Last week, Senate Appropriations Chair Barbara
A. Mikulski, D-Md., signaled her
chamber already has begun to lay the groundwork for an omnibus budget bill in
September, CQ Roll Call reports. Instead of debating on their own merits each
of the 12 spending bills that fund government agencies and programs, Congress
would bundle all of them into one massive package and rush it through the
voting process at the 11th hour.
This type of rushed,
bloated spending legislation is guaranteed to include ineffective programs and
those outside the proper scope of the federal government, as well as giveaways
to corporate cronies and pork projects. Current and future taxpayers will be on
the hook to fund all of them. With a half-trillion-dollar deficit expected to
pile on top of the $17.5 trillion debt this year, Congress’ failure to budget
according to its own rules is egregious.
It was less than two
months ago that House Appropriations Committee Chairman Hal Rogers, R-Ky., expressed
optimism that an early start to the appropriations process would allow
Congress finally to pass all 12 spending bills “on time, on budget and under
regular order.” Mikulski similarly declared the
budget process to be on its way “back to regular order,” and said the Senate
is working at a “brisk pace”.
Fast forward to today.
Nearly all of that optimism has faded as political
maneuvering has all but vanquished the prospect of “regular order” in
the Senate. The House has passed six appropriations bills, which now must move
through the Senate and then be signed by President Obama before becoming law.
The most recently passed House Energy and Water bill faces a veto
threat from the Obama administration, adding further uncertainty to
the process.
We can cue the excuses and
partisan blame game over the next several weeks as the gridlock is likely to
continue. Despite appropriators’ initial momentum, the dysfunction
that characterized appropriations in 2013 seems to have returned.
Unless substantial headway is made, it is likely Congress will resort to a
either a 1,000-plus-page omnibus or a continuing resolution—an extension of
current policy at the current or higher level— to push more than $1 trillion in
spending through the process without due diligence.
Simply following the
budget process Congress ascribed to itself should be obligatory. But Congress
has not passed all 12 12 appropriations bills—each of which funds specific
areas of the government—since 1997.
Editorial comment: The last sentence, above, is not true. In fact, the current crop of Democrats do not have the mental ability to create an actual budget. Think I am only being petty? Well, answer me this: How ignorant do you have to be to have written budget proposals (Obama did this) that have been defeated in the Senate 97 to Nothing and 99 to Nothing, and in the House, defeated by a vote of 414 to Nothing and, last year, 416 to two?
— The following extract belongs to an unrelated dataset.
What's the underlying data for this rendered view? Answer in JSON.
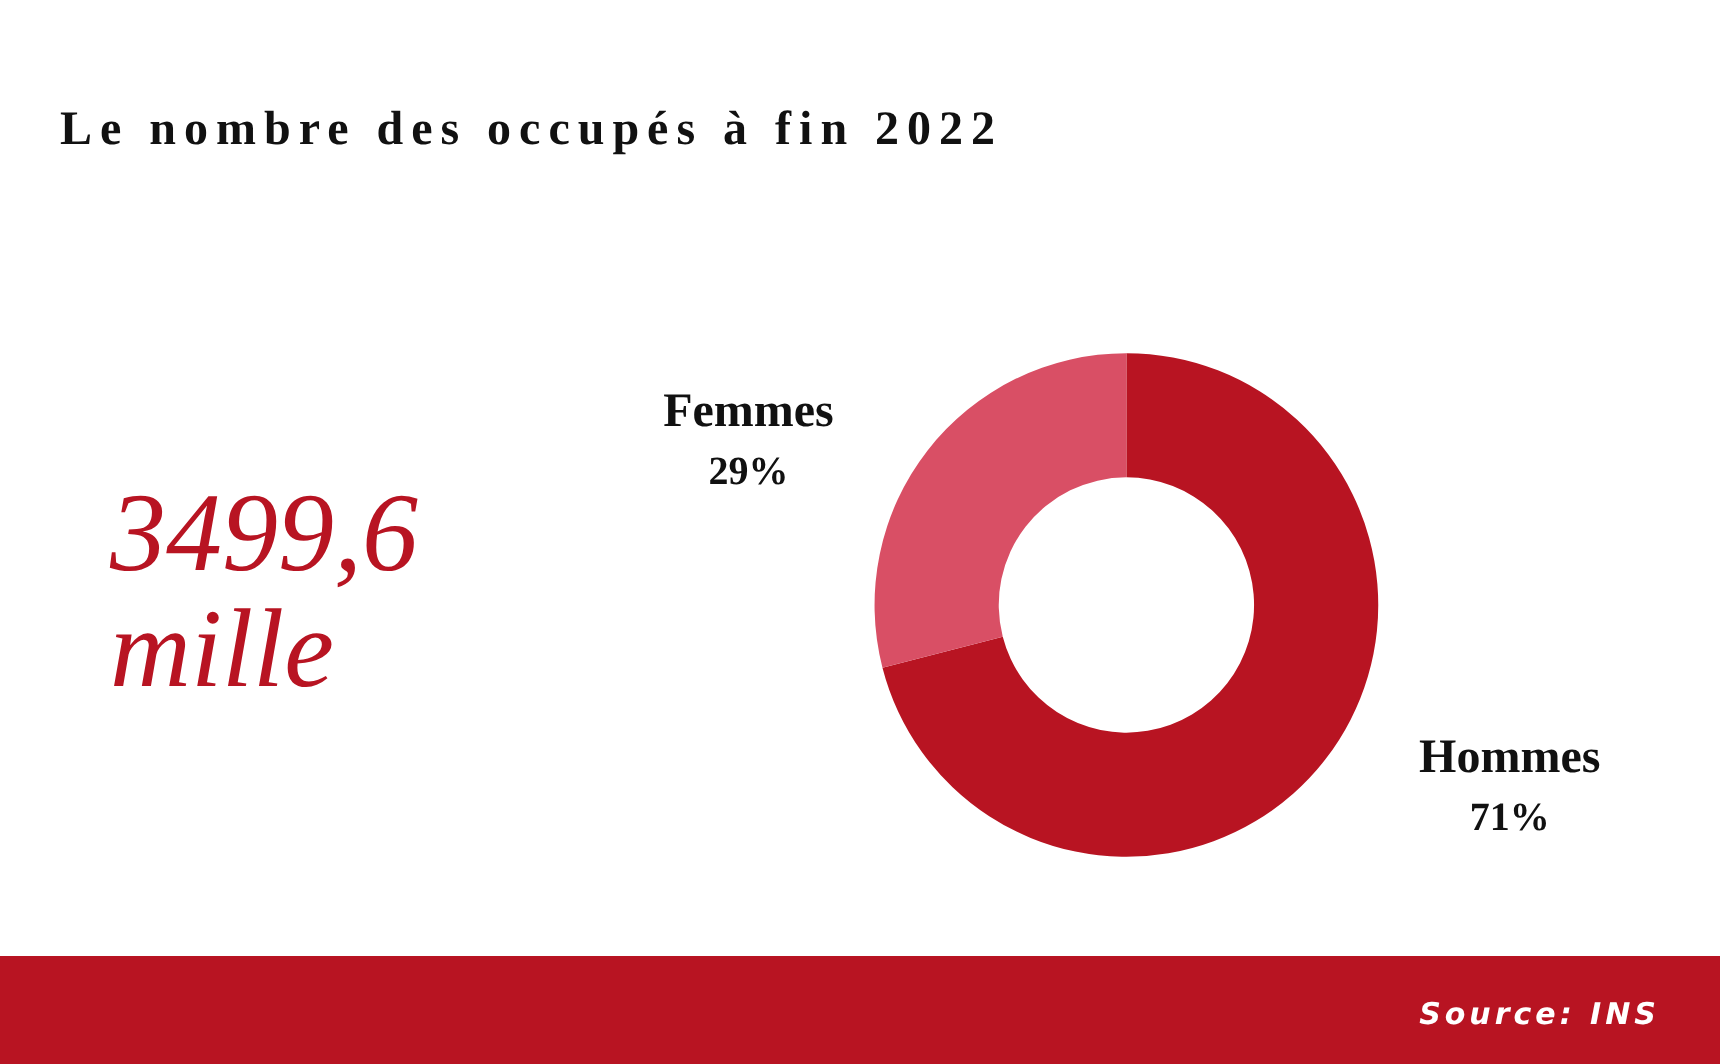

How can that be? Obama an intellectual ? - only in the comic book section of the Congressional Record.
And although the process is designed to
foster debate to improve the likelihood representatives prioritize spending in
accordance with the national interest, lawmakers have avoided using the budget
process as intended. Instead, Congress waits until the last minute to use the
threat of a government shutdown to ram through bloated stopgap measures. As
former Budget Committee staffer Patrick Louis Knudsen, put
it:
“Lawmakers no longer miss
budget deadlines; they breach them deliberately and regularly, obliterating any
notion of a fiscal year as the government runs on a series of temporary
spending measures.”
Editorial note: " . . . Congress waits until the last minute . . ." is not true. Only a Democrat Congress does this . . . never a Congress run by the GOP, never. We have not had a budget since Obama took office. Why? Because it opens up a debate on spending, a discussion the Left never wants to have when they are in power.
Lawmakers’ failure to
abide by their own rules erodes democratic procedures and cedes undue power to
bureaucrats in federal agencies. Instead, Congress should return to regular
order and debate the merits of funding certain programs instead of simply
signing off on across-the-board funding increases. To truly revive the power of
the purse, lawmakers should consider a
new budget process that enhances Congress’ constitutional role to limit
out-of-control government spending and debt and reins in the unchecked power of
Washington agencies.
Editorial notes: Actually, a new system is not needed. The old system worked fine until the 2010 fiscal cycle - Obama's first. If you haven't noticed, you need to make note of the fact that the Obamanites use the excuse, "We have to pass it now. Things are too important to wait for debate and process and committee reports." They have done this with the Stimulus bill of 2009, the Omibus bill of 2009, and any appropriation bill during his reign.